Marié avec Adèle Foucher, son amour de jeunesse, ils eurent 5 enfants dont le premier décède rapidement. Il verra mourir trois d’entre eux (Léopoldine d’une noyade accidentelle, Charles et François-Victor de pathologies diverses), seule Adèle sa fille lui survivra mais en proie à des troubles mentaux importants elle finira sa vie internée dans un asile. Affecté d’une sexualité d’ogre il accumule les conquêtes féminines jusqu’à la toute fin de sa vie. Sa femme commet aussi des infidélités avec Sainte-Beuve, ami de la famille, qui deviendra l’ennemi de Victor. Sa maitresse en titre est Juliette Drouet qui suivra son héros toute sa vie, composant ainsi un trio affectif avec Adèle plutôt original pour l’époque. Le grand homme pouvait tout se permettre…

Travailleur acharné, il produit sans relâche de la poésie, des pièces de théâtre, des romans, des discours, une correspondance fournie, des dessins… Ses œuvres complètes se répartissent aujourd’hui en plusieurs dizaines de volumes. Mais il est sans doute avant tout un poète et versifie à tout moment et sur tous sujets. Sa maîtrise des mots dépasse l’entendement. Dans un style plutôt classique ses vers racontent son âme dans son époque.
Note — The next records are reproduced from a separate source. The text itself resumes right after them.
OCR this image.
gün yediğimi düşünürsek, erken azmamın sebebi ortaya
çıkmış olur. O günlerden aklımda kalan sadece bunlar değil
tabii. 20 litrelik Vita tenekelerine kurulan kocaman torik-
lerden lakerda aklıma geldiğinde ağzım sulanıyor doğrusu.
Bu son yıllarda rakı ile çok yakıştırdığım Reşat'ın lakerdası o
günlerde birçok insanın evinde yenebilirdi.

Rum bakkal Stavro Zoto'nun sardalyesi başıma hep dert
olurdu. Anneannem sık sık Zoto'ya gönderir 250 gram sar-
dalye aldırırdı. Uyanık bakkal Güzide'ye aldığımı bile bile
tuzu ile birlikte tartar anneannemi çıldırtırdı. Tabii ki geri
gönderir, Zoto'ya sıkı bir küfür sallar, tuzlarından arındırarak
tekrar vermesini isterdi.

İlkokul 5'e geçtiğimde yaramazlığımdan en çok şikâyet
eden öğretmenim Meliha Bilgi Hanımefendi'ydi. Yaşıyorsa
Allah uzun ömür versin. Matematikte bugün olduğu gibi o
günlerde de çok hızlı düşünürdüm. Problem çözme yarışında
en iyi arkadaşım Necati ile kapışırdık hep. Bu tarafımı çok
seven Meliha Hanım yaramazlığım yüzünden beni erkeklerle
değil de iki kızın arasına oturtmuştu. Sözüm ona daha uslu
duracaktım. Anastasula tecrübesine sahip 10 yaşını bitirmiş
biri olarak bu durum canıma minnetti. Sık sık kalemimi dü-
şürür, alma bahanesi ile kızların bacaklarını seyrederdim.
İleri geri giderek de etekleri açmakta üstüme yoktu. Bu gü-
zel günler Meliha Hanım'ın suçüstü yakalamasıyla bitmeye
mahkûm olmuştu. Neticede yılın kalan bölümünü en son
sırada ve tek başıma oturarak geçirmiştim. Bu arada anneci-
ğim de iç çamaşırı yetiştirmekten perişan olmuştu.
Jeunes amours, si vite épanouies,
Vous êtes l’aube et le matin du cœur,
Charmez l’enfant, extases inouïes !
Et, quand le soir vient avec la douleur,
Charmez encor nos âmes éblouies,
Jeunes amours, si vite évanouies !.

Mais il fut aussi homme politique, en rébellion contre Louis-Napoléon Bonaparte, futur Napoléon III (qu’il qualifia de Napoléon « le petit » dans un article célèbre), après que celui-ci mena un coup d’Etat en 1851 pour rétablir un empire autoritaire. Jusqu’à la capitulation et la capture en septembre 1870 du dictateur par les Prussiens lors de la défaite de Sedan, Victor Hugo choisit l’exil, d’abord à Bruxelles puis à Jersey et Guernesey où il resta près de 20 ans, y poursuivant son œuvre magistrale. Malgré diverses amnisties dont il aurait pu bénéficier, il clama toujours : « quand la liberté reviendra, je reviendrai », ce qu’il fit en dès la proclamation de la IIIème République en septembre 1870. Accueilli comme un héros par des milliers de parisiens, il lui restait encore 15 années à vivre. Ses funérailles nationales rassemblèrent un million de personnes à Paris.
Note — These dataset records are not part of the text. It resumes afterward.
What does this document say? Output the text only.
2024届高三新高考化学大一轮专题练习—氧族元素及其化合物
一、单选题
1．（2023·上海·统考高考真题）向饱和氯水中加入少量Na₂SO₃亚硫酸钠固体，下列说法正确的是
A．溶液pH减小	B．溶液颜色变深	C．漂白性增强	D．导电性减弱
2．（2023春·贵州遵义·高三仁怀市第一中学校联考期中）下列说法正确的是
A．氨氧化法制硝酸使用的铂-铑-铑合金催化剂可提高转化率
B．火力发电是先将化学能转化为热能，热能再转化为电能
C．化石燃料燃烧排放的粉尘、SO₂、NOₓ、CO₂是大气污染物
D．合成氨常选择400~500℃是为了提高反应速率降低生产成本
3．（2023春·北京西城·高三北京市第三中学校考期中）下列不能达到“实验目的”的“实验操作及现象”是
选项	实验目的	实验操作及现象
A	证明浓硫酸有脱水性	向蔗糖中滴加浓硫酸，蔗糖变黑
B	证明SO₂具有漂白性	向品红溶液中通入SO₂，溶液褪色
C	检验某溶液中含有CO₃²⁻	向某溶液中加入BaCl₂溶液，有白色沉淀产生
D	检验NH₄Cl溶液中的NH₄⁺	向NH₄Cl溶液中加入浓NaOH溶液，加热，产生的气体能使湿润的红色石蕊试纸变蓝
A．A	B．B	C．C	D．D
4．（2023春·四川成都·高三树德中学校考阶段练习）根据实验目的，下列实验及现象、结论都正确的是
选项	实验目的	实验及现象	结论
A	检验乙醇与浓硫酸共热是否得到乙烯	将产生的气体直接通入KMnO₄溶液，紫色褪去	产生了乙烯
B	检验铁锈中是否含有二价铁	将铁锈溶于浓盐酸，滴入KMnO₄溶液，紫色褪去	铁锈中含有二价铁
André Maurois, lui aussi membre de l’académie française et spécialiste des biographies d’hommes illustres, trace la personnalité exceptionnelle de Victor Hugo avec force citations extraites de sa gigantesque production littéraire, illustrant les moments douloureux, glorieux, rebelles, solitaires, romantiques, naturalistes…
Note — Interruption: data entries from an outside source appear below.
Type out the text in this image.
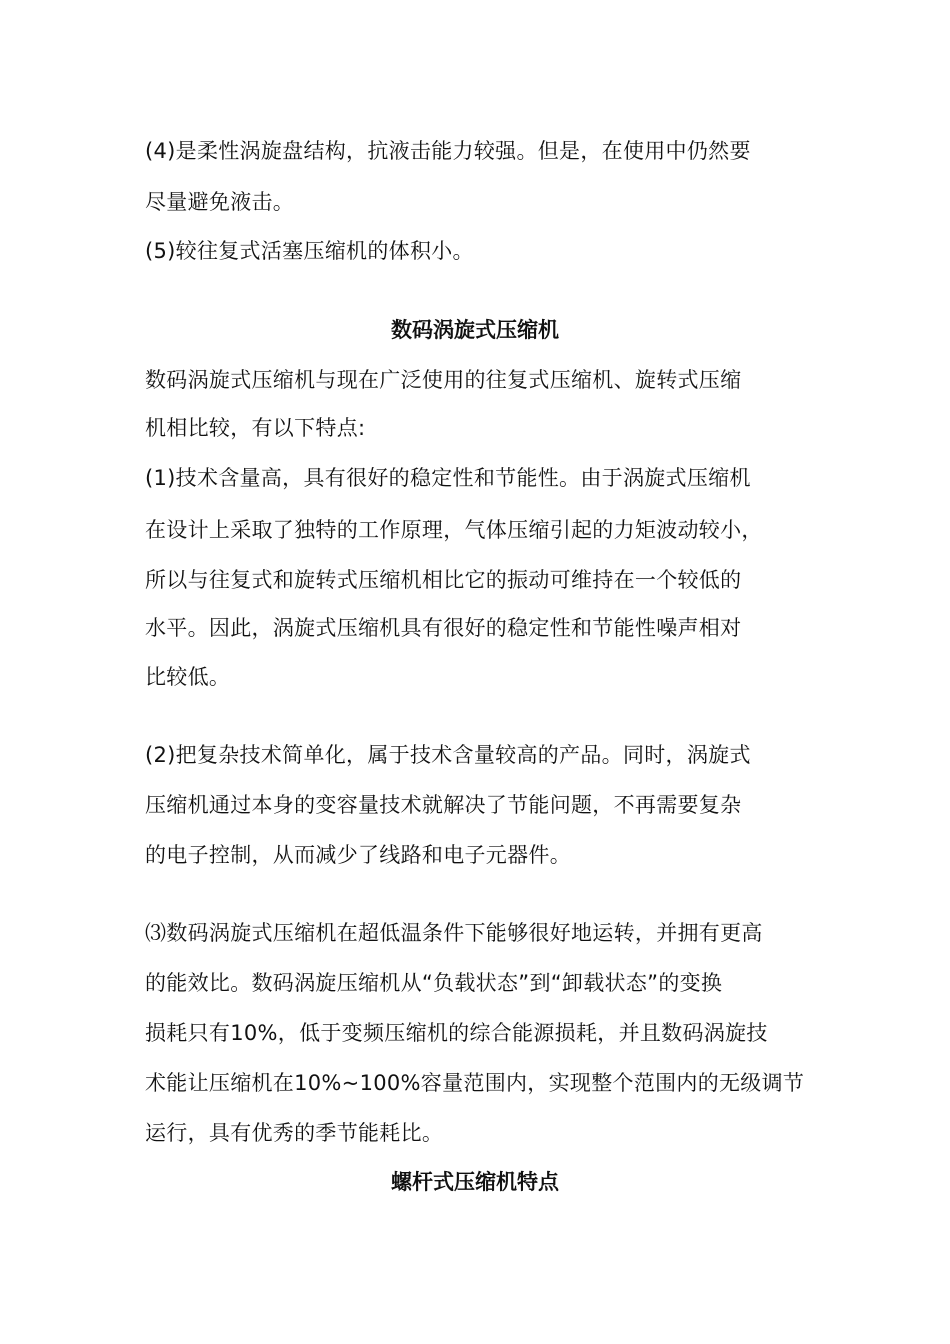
(4)是柔性涡旋盘结构，抗液击能力较强。但是，在使用中仍然要
尽量避免液击。
(5)较往复式活塞压缩机的体积小。
数码涡旋式压缩机
数码涡旋式压缩机与现在广泛使用的往复式压缩机、旋转式压缩
机相比较，有以下特点:
(1)技术含量高，具有很好的稳定性和节能性。由于涡旋式压缩机
在设计上采取了独特的工作原理，气体压缩引起的力矩波动较小，
所以与往复式和旋转式压缩机相比它的振动可维持在一个较低的
水平。因此，涡旋式压缩机具有很好的稳定性和节能性噪声相对
比较低。
(2)把复杂技术简单化，属于技术含量较高的产品。同时，涡旋式
压缩机通过本身的变容量技术就解决了节能问题，不再需要复杂
的电子控制，从而减少了线路和电子元器件。
⑶数码涡旋式压缩机在超低温条件下能够很好地运转，并拥有更高
的能效比。数码涡旋压缩机从“负载状态”到“卸载状态”的变换
损耗只有10%，低于变频压缩机的综合能源损耗，并且数码涡旋技
术能让压缩机在10%~100%容量范围内，实现整个范围内的无级调节
运行，具有优秀的季节能耗比。
螺杆式压缩机特点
Elle avait dix ans et moi trente ;
J’étais pour elle l’univers.
Oh ! Comme l’herbe est odorante
Sous les arbres profonds et verts…

Doux ange aux candides pensées,
Elle était gaie en arrivant… –
Toutes ces choses sont passées
Comme l’ombre et comme le vent !

1844, écrit pour le 1er anniversaire de la mort de sa fille Léopoldine

Le biographe, tout en insistant sur l’œuvre détaille aussi la personnalité égocentrique de l’auteur, renforcée par les succès littéraires rencontrés, la fréquentation des plus grands, la reconnaissance du peuple comme de l’intelligentsia à toutes occasions. Bien sûr, ses cendres ont été transférées au Panthéon des grands hommes de la « Patrie reconnaissante ».